The controversial Middle Eastern news service was the victim of a domain hijacking. The actual defacement appeared on a free Web site service provided by NetWorld Connections. Technically known as a "redirect," the hack causes Web browsers that attempt to go to www.aljazeera.net--as well as the English site--to be surreptitiously redirected to the content hosted on NetWorld's servers.
The service detected a spike in traffic early in the morning, and an e-mail from a security specialist confirmed that visitors to Al-Jazeera were being redirected to NetWorld's service, said Ken Bowman, CEO of the Salt Lake City company.
"We pulled down the content immediately," Bowman said. He added that VeriSign, which administers the domain registry, eliminated the redirect later in the morning. "They never even touched (Al-Jazeera's) site," he said.
A representative of VeriSign couldn't immediately answer questions regarding how the domain had been hijacked.
VeriSign maintains the Internet registry for the .com, .net, .cc and .tv top-level domains and administers the authoritative database for all domain names registered in those top-level domains. The domain hijacking may have corrupted Al-Jazeera's record in the VeriSign's database.
The defacement is the latest in a flurry of activity surrounding the Middle Eastern news service.
Al-Jazeera has had to contend with both technical problems and attacks this entire week. The Arab satellite TV network launched its English-language Web site on Monday, attracting significant media coverage. The site hosts the station's controversial video coverage, which has included images of US soldiers killed and taken prisoner.
The controversy and resulting media coverage has also made the site a target of a number of online miscreants.
"Let Freedom Ring!" stated Thursday's defacement, featuring a large American flag and signed by a vandal with the handle "Patriot" and claiming to be part of a group called the Freedom Cyber Force Militia. "GOD BLESS OUR TROOPS!!!"
NetWorld's Bowman said the site had been created using a free hosting service that the company offers. He also explained that, because the service is free, the company doesn't keep very rigorous watch on the activities.
"All the supplied information was fictitious," he said, quashing any possibility of aiding in a law enforcement investigation. "It's is a free site, so we don't track any data. We don't track the Internet addresses or anything else.
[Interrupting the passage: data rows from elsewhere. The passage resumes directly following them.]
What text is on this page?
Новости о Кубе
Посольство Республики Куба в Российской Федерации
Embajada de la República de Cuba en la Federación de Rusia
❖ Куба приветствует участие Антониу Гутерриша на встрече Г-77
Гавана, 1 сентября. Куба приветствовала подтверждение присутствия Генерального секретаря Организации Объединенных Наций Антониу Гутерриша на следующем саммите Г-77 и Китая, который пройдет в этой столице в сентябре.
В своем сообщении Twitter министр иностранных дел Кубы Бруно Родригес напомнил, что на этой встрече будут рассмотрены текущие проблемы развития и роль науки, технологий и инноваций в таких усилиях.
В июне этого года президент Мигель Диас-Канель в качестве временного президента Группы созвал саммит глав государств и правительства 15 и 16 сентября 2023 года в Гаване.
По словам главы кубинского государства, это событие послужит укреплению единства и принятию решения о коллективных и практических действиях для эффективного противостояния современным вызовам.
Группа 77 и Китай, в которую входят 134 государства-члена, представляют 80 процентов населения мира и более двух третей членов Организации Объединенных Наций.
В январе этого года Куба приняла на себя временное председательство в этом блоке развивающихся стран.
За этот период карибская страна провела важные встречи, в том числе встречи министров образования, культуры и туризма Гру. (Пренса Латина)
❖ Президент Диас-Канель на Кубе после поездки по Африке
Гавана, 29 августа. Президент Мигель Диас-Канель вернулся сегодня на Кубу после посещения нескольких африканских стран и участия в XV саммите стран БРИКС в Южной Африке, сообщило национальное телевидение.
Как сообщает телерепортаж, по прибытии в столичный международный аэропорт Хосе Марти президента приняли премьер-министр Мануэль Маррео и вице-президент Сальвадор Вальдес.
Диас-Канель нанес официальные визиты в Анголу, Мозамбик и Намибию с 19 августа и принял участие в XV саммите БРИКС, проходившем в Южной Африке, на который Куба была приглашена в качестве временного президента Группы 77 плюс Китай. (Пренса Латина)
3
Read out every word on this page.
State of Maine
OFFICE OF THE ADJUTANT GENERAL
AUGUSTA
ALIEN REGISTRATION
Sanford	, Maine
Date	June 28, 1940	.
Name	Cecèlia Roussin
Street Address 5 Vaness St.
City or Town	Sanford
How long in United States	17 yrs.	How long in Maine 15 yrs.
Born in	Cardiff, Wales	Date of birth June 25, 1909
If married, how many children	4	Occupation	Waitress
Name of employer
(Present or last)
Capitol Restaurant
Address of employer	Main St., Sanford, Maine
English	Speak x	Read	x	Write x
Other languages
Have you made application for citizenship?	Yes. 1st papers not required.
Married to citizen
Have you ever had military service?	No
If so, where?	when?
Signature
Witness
It would take a staff of about 500 to do so."
Bowman said they are analysing what happened and may change the way the free portion of the site is administered to prevent future incidents.
One security expert familiar with the defacement scene said that he had never heard of a group called Freedom Cyber Force Militia.
"We didn't hear about many other defacers who hacked right (before) the war," the administrator of Zone-H.org, a popular security and defacement news site, said in an e-mail interview. "I guess a lot of IT (security) professionals took the chance of this war to remove some rust from their fingers," said the administrator, who goes by the handle SyS64738.